A growing number of environmentalists who have carried out detailed economic studies of the costs of recycling - a practice that has an almost religious place in the greener lifestyle - believe it may be environmentally unfriendly.

"The higher you value the environment, the better incineration comes out," according to Matthew Leach, an energy policy analyst at Imperial College's Centre for Environmental Technology.

That's a startling thought, given that used paper is rapidly becoming a raw material: in western Europe more than half of newsprint is recycled, and the paper disposal business in Europe handles 130 kilograms (286 pounds) per head annually. Now Leach says: burn it - for instance in your fireplace. You don't speed up global warming, since 99 per cent of virgin paper comes from sustainable forests, not rainforest. And you can use the heat to save electricity.

This is not the sort of answer that consumers, who for years have been trained to obediently collect their newspapers and dump them at the local collection site, expect to hear. But it gets worse. Those local collection sites, and the few companies which in this country pulp the papers, are the worst model of recycling you can dream up. Instead, we should have kerbside collection, and recycling (or incineration) at as many locations as possible. Why? Because the fuel used by the lorries transporting it adds more to global warming than the process of making fresh paper.

"This debate seems to have become fashionable recently," said Marianne Grieg-gran of the International Institute for Environment and Development yesterday. "There have been scientific papers in the past four years arguing that recycling might not be the best solution."

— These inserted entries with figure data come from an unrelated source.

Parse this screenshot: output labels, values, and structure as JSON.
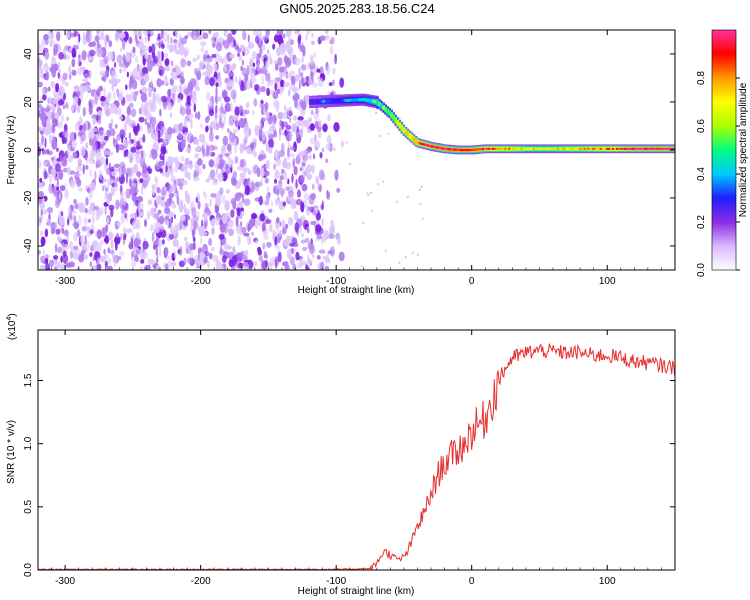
{
  "figure": {
    "title": "GN05.2025.283.18.56.C24"
  },
  "colors": {
    "snr_line": "#e53030",
    "scatter_purple": "#7a1fe0",
    "colormap": [
      "#ffffff",
      "#d9b8ff",
      "#8a2be2",
      "#1f1fff",
      "#00c8ff",
      "#00ff7f",
      "#aaff00",
      "#ffff00",
      "#ff9900",
      "#ff0000",
      "#ff3399"
    ]
  },
  "chart_data": [
    {
      "type": "heatmap",
      "title": "",
      "xlabel": "Height of straight line (km)",
      "ylabel": "Frequency (Hz)",
      "xlim": [
        -320,
        150
      ],
      "ylim": [
        -50,
        50
      ],
      "x_ticks": [
        "-300",
        "-200",
        "-100",
        "0",
        "100"
      ],
      "x_tick_values": [
        -300,
        -200,
        -100,
        0,
        100
      ],
      "y_ticks": [
        "-40",
        "-20",
        "0",
        "20",
        "40"
      ],
      "y_tick_values": [
        -40,
        -20,
        0,
        20,
        40
      ],
      "noise_region_x": [
        -320,
        -95
      ],
      "ridge": {
        "x": [
          -120,
          -100,
          -80,
          -70,
          -60,
          -50,
          -40,
          -30,
          -20,
          -10,
          0,
          10,
          20,
          40,
          60,
          80,
          100,
          120,
          150
        ],
        "y": [
          20,
          20.5,
          21,
          20,
          15,
          8,
          3,
          1.5,
          0.5,
          0,
          0,
          0.5,
          0.5,
          0.5,
          0.5,
          0.5,
          0.5,
          0.5,
          0.5
        ],
        "amplitude": [
          0.3,
          0.35,
          0.4,
          0.5,
          0.6,
          0.75,
          0.85,
          0.95,
          0.95,
          0.98,
          0.95,
          0.9,
          0.85,
          0.7,
          0.7,
          0.75,
          0.85,
          0.95,
          0.95
        ]
      },
      "colorbar": {
        "label": "Normalized spectral amplitude",
        "range": [
          0,
          1
        ],
        "ticks": [
          "0.0",
          "0.2",
          "0.4",
          "0.6",
          "0.8"
        ],
        "tick_values": [
          0,
          0.2,
          0.4,
          0.6,
          0.8
        ]
      }
    },
    {
      "type": "line",
      "title": "",
      "xlabel": "Height of straight line (km)",
      "ylabel": "SNR (10 * v/v)",
      "y_scale_label": "(x10",
      "y_scale_exp": "4",
      "y_scale_close": ")",
      "xlim": [
        -320,
        150
      ],
      "ylim": [
        0,
        1.9
      ],
      "x_ticks": [
        "-300",
        "-200",
        "-100",
        "0",
        "100"
      ],
      "x_tick_values": [
        -300,
        -200,
        -100,
        0,
        100
      ],
      "y_ticks": [
        "0.0",
        "0.5",
        "1.0",
        "1.5"
      ],
      "y_tick_values": [
        0,
        0.5,
        1.0,
        1.5
      ],
      "series": [
        {
          "x": [
            -320,
            -200,
            -100,
            -75,
            -70,
            -65,
            -60,
            -55,
            -50,
            -45,
            -40,
            -35,
            -30,
            -25,
            -20,
            -15,
            -10,
            -5,
            0,
            5,
            10,
            15,
            20,
            25,
            30,
            40,
            50,
            60,
            70,
            80,
            90,
            100,
            110,
            120,
            130,
            140,
            150
          ],
          "y": [
            0.005,
            0.005,
            0.005,
            0.01,
            0.05,
            0.15,
            0.12,
            0.08,
            0.1,
            0.2,
            0.35,
            0.45,
            0.6,
            0.75,
            0.85,
            0.9,
            0.95,
            1.0,
            1.1,
            1.15,
            1.2,
            1.35,
            1.5,
            1.6,
            1.68,
            1.72,
            1.74,
            1.73,
            1.72,
            1.72,
            1.7,
            1.7,
            1.68,
            1.65,
            1.64,
            1.62,
            1.6
          ]
        }
      ]
    }
  ]
}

There are some glimmers of reassurance. It is always good to recycle aluminium cans, because so much electricity is needed to extract the metal from its ore, bauxite. Saving electricity means saving fossil fuel. Recycling aluminium "saves about 95 per cent of the energy," said Amelia Craighill, of the environment department at the University of East Anglia. Glass recycling is less clear-cut - but recycling can make significant energy savings. So yes, recycle that wine bottle.

But paper recycling is less simple. Maybe it should be composted on a landfill - where the methane gas produced could be burnt for energy. Or it should be burnt outright. Or it might be recycled. The environmentalists are still arguing.

The European Commission though seems to have made its mind up already. Its 1994 directive on waste management insists that by 2001, 50 per cent of paper waste should be recovered and recycled. Perhaps someone should tell them about the debate.